Search code examples
haskellhxt

HXT skip element on error


I am iterating over list of tables and inside a proc I am using function which may throw an exception (I can't change its behaviour):

parseThing :: ArrowXml a => a XmlTree Thing
parseThing = deep (hasName "table") &&& deep (hasName "h3") >>> proc (table, h3) -> do
  name <- getText <<< getChildren -< h3
  info -< listA parseTable -< table

  returnA $ mkThing name info -- may throw an exception

where parseTable :: ArrowXml a => a XmlTree (String, String) parses <tr><td>key</td><td>value</td></tr> into a (key, value) tuple and mkThing :: String -> [(String, String)] -> Thing builds Thing by name and info and may throw an exception (it depends on both name and info)

How can I skip processing the thing which cannot be build? If I leave exception uncaught it converts to string somehow and walks into output.


Solution

  • You can use catchA arrow to handle exceptions inside the pipeline. In that case parseThing needs to be of more specific IO-aware type like IOSArrow.

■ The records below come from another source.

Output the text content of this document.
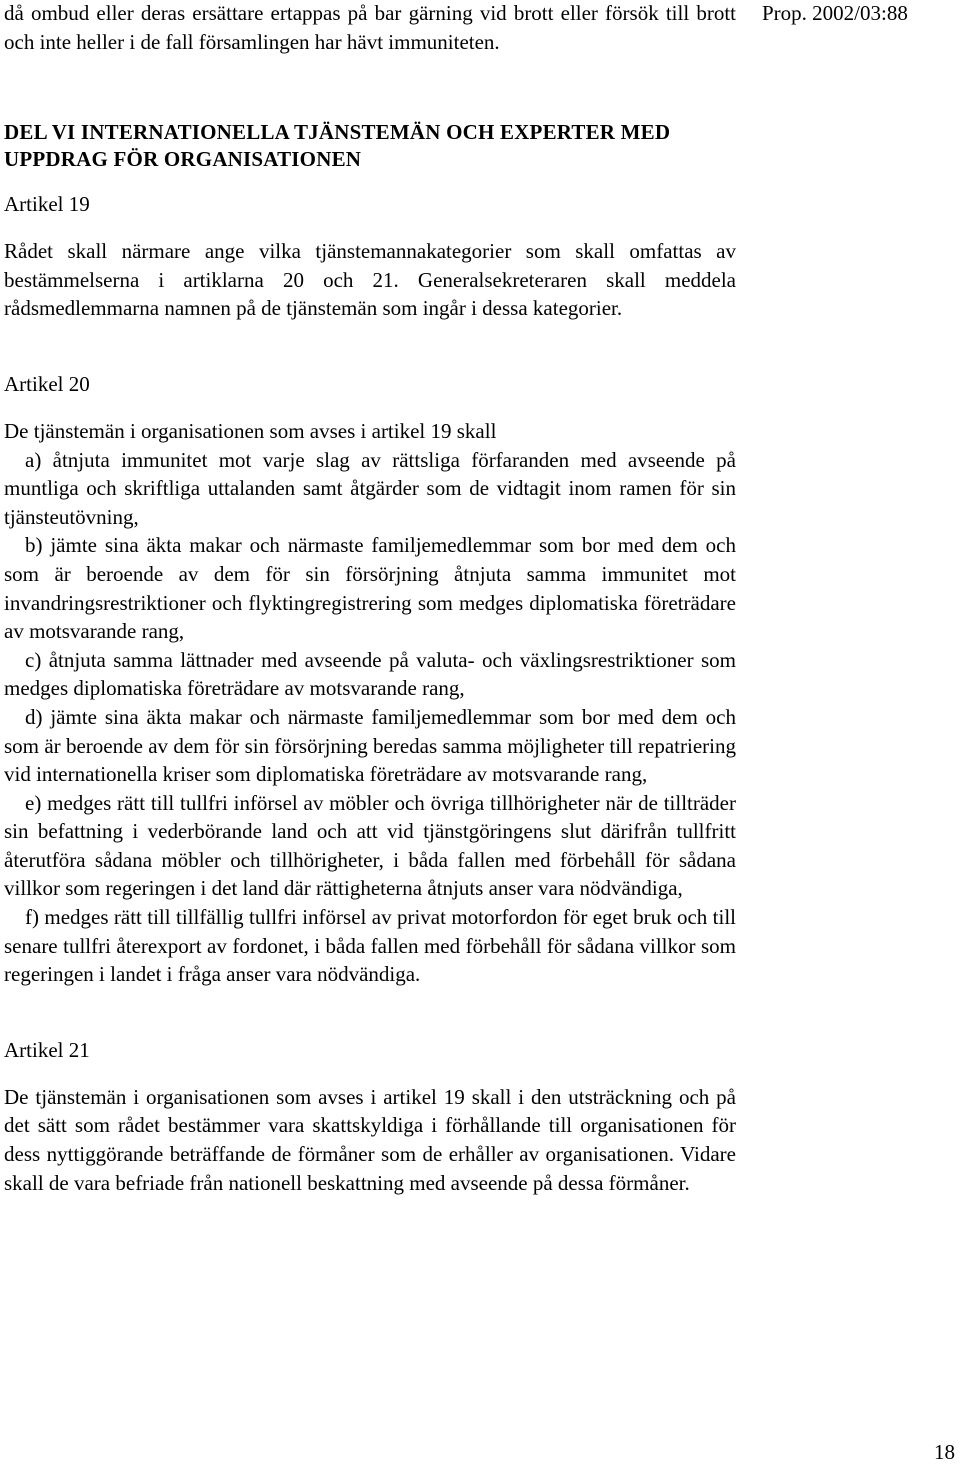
Prop. 2002/03:88

då ombud eller deras ersättare ertappas på bar gärning vid brott eller försök till brott och inte heller i de fall församlingen har hävt immuniteten.

DEL VI INTERNATIONELLA TJÄNSTEMÄN OCH EXPERTER MED UPPDRAG FÖR ORGANISATIONEN

Artikel 19

Rådet skall närmare ange vilka tjänstemannakategorier som skall omfattas av bestämmelserna i artiklarna 20 och 21. Generalsekreteraren skall meddela rådsmedlemmarna namnen på de tjänstemän som ingår i dessa kategorier.

Artikel 20

De tjänstemän i organisationen som avses i artikel 19 skall

a) åtnjuta immunitet mot varje slag av rättsliga förfaranden med avseende på muntliga och skriftliga uttalanden samt åtgärder som de vidtagit inom ramen för sin tjänsteutövning,

b) jämte sina äkta makar och närmaste familjemedlemmar som bor med dem och som är beroende av dem för sin försörjning åtnjuta samma immunitet mot invandringsrestriktioner och flyktingregistrering som medges diplomatiska företrädare av motsvarande rang,

c) åtnjuta samma lättnader med avseende på valuta- och växlingsrestriktioner som medges diplomatiska företrädare av motsvarande rang,

d) jämte sina äkta makar och närmaste familjemedlemmar som bor med dem och som är beroende av dem för sin försörjning beredas samma möjligheter till repatriering vid internationella kriser som diplomatiska företrädare av motsvarande rang,

e) medges rätt till tullfri införsel av möbler och övriga tillhörigheter när de tillträder sin befattning i vederbörande land och att vid tjänstgöringens slut därifrån tullfritt återutföra sådana möbler och tillhörigheter, i båda fallen med förbehåll för sådana villkor som regeringen i det land där rättigheterna åtnjuts anser vara nödvändiga,

f) medges rätt till tillfällig tullfri införsel av privat motorfordon för eget bruk och till senare tullfri återexport av fordonet, i båda fallen med förbehåll för sådana villkor som regeringen i landet i fråga anser vara nödvändiga.

Artikel 21

De tjänstemän i organisationen som avses i artikel 19 skall i den utsträckning och på det sätt som rådet bestämmer vara skattskyldiga i förhållande till organisationen för dess nyttiggörande beträffande de förmåner som de erhåller av organisationen. Vidare skall de vara befriade från nationell beskattning med avseende på dessa förmåner.

18
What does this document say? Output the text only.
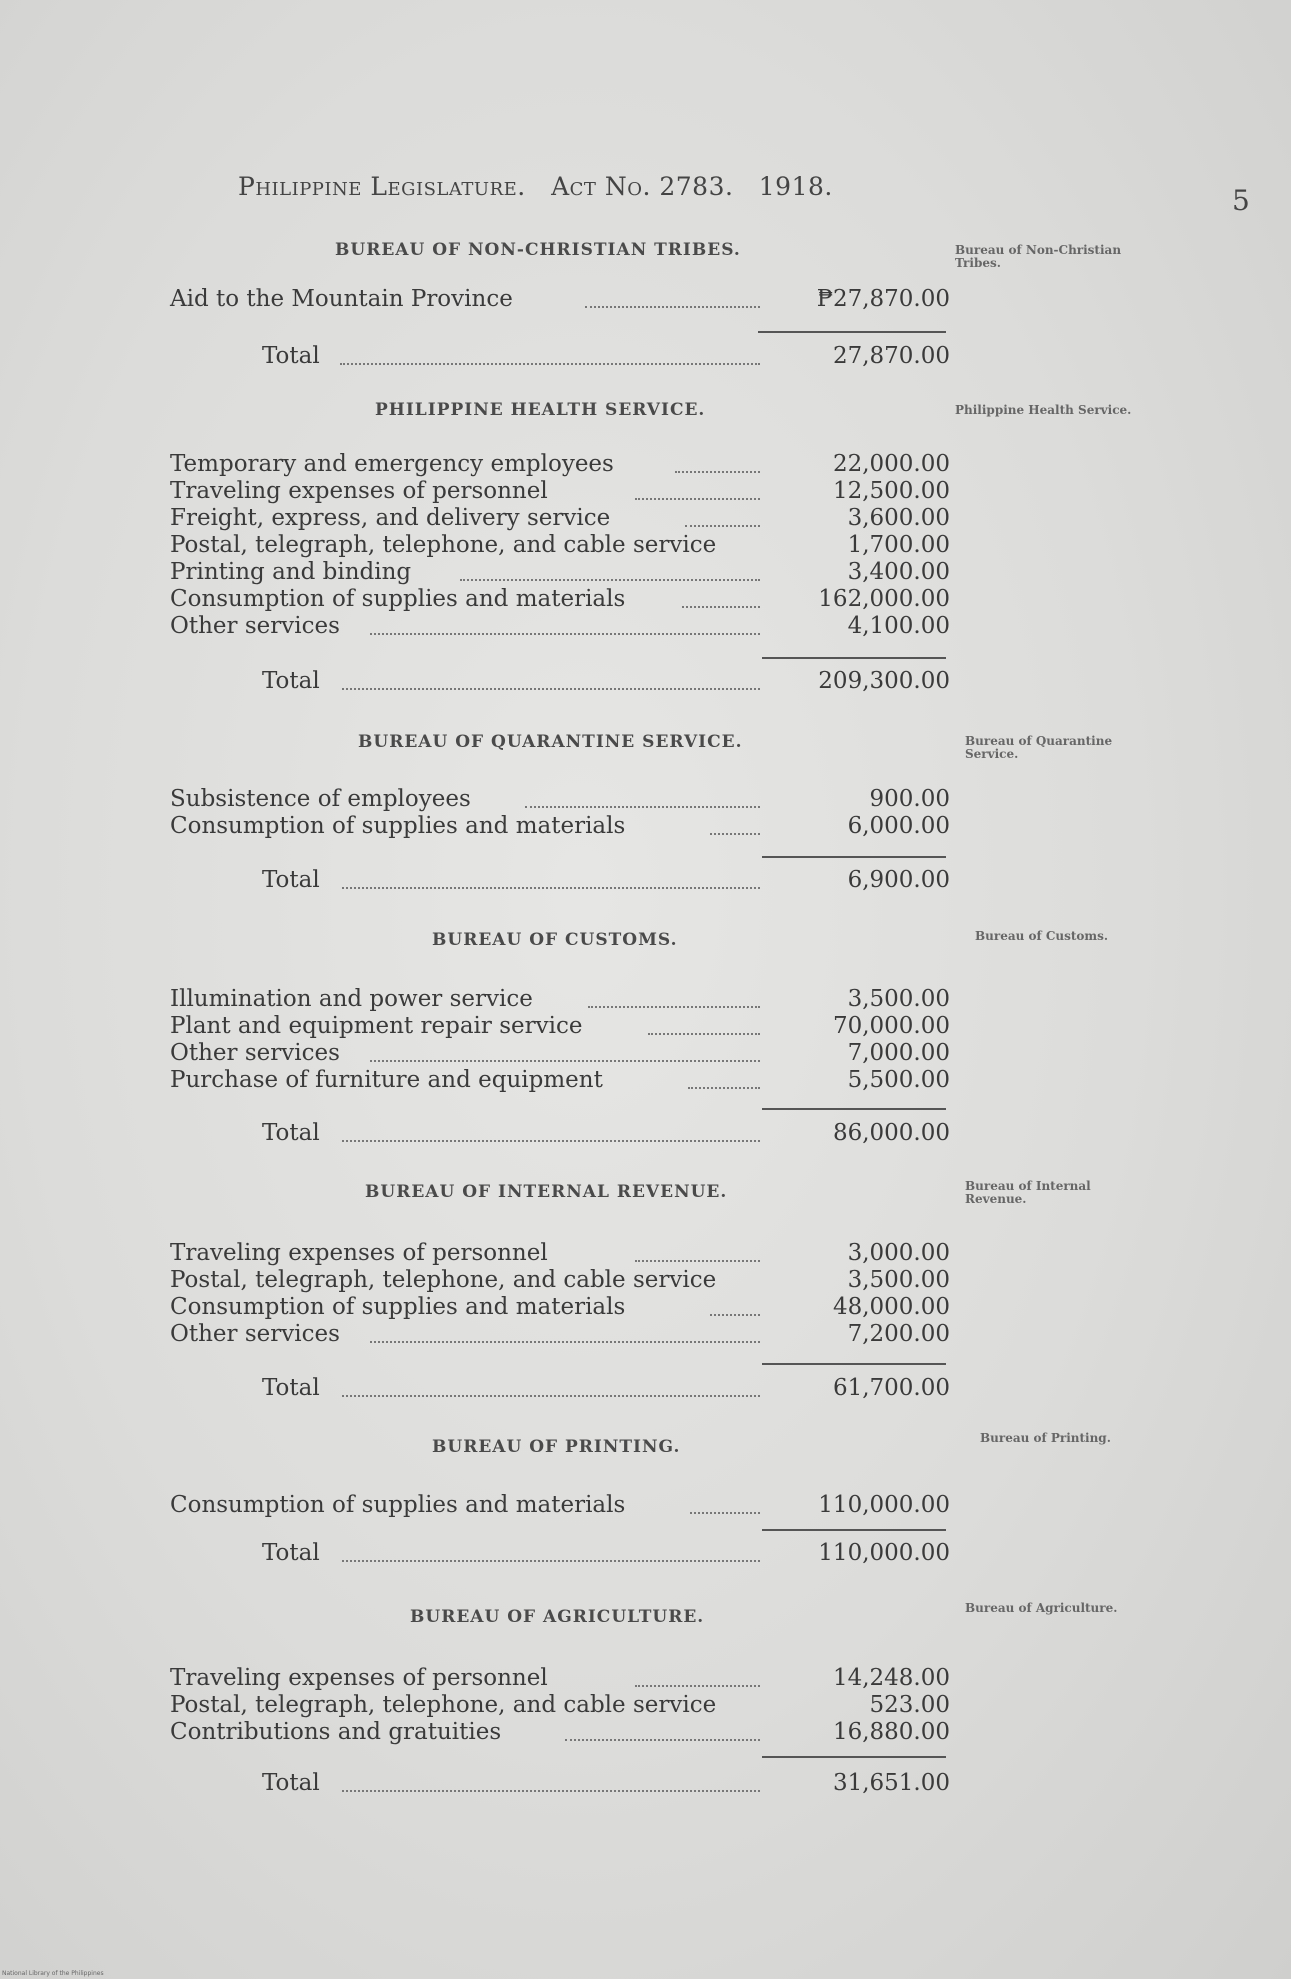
Philippine Legislature. Act No. 2783. 1918.	5
BUREAU OF NON-CHRISTIAN TRIBES.
Aid to the Mountain Province	₱27,870.00
Total	27,870.00
Bureau of Non-Christian Tribes.
PHILIPPINE HEALTH SERVICE.
Temporary and emergency employees	22,000.00
Traveling expenses of personnel	12,500.00
Freight, express, and delivery service	3,600.00
Postal, telegraph, telephone, and cable service	1,700.00
Printing and binding	3,400.00
Consumption of supplies and materials	162,000.00
Other services	4,100.00
Total	209,300.00
Philippine Health Service.
BUREAU OF QUARANTINE SERVICE.
Subsistence of employees	900.00
Consumption of supplies and materials	6,000.00
Total	6,900.00
Bureau of Quarantine Service.
BUREAU OF CUSTOMS.
Illumination and power service	3,500.00
Plant and equipment repair service	70,000.00
Other services	7,000.00
Purchase of furniture and equipment	5,500.00
Total	86,000.00
Bureau of Customs.
BUREAU OF INTERNAL REVENUE.
Traveling expenses of personnel	3,000.00
Postal, telegraph, telephone, and cable service	3,500.00
Consumption of supplies and materials	48,000.00
Other services	7,200.00
Total	61,700.00
Bureau of Internal Revenue.
BUREAU OF PRINTING.
Consumption of supplies and materials	110,000.00
Total	110,000.00
Bureau of Printing.
BUREAU OF AGRICULTURE.
Traveling expenses of personnel	14,248.00
Postal, telegraph, telephone, and cable service	523.00
Contributions and gratuities	16,880.00
Total	31,651.00
Bureau of Agriculture.
National Library of the Philippines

    To skip exceptions, catchA is given none arrow as an exception handler.

    Here is a full example (I extracted parseThing_aux from parseThing for better readability):

    {-# LANGUAGE Arrows #-}
    import Control.Arrow.ArrowExc (catchA)
    import Text.XML.HXT.Core
    
    
    data Thing = Thing String [(String,String)] deriving Show
    
    
    main :: IO ()
    main = do
      xml <- getContents
      res <- runX $ readString [] xml >>> parseThing
      mapM_ print res
    
    
    parseThing :: IOSArrow XmlTree Thing
    parseThing
      = deep (hasName "table") &&& deep (hasName "h3")
      >>> catchA parseThing_aux none
    
    
    parseThing_aux :: IOSArrow (XmlTree, XmlTree) Thing
    parseThing_aux = proc (table, h3) -> do
        name <- getText <<< getChildren -< h3
        info <- listA parseTable -< table
        returnA -< mkThing name info
    
    
    parseTable :: ArrowXml a => a XmlTree (String, String)
    parseTable = error "Not implemented"
    
    
    mkThing :: String -> [(String,String)] -> Thing
    mkThing n i = Thing n i
    

    Side note 1

    In case you would like to zip tables and headers instead of making cross product of them, you can change parseThing to

    parseThing
      = (listA $ deep $ hasName "table") &&& (listA $ deep $ hasName "h3")
      >>> arr2 zip >>> unlistA
      >>> catchA parseThing_aux none
    

    Side note 2

    It is a little bit more concise to write parseThing_aux in point-free style

    parseThing_aux
      = (getChildren >>> getText) *** listA parseTable
      >>^ uncurry mkThing
    

    (You can eliminate uncurry by changing mkThing to take a pair.)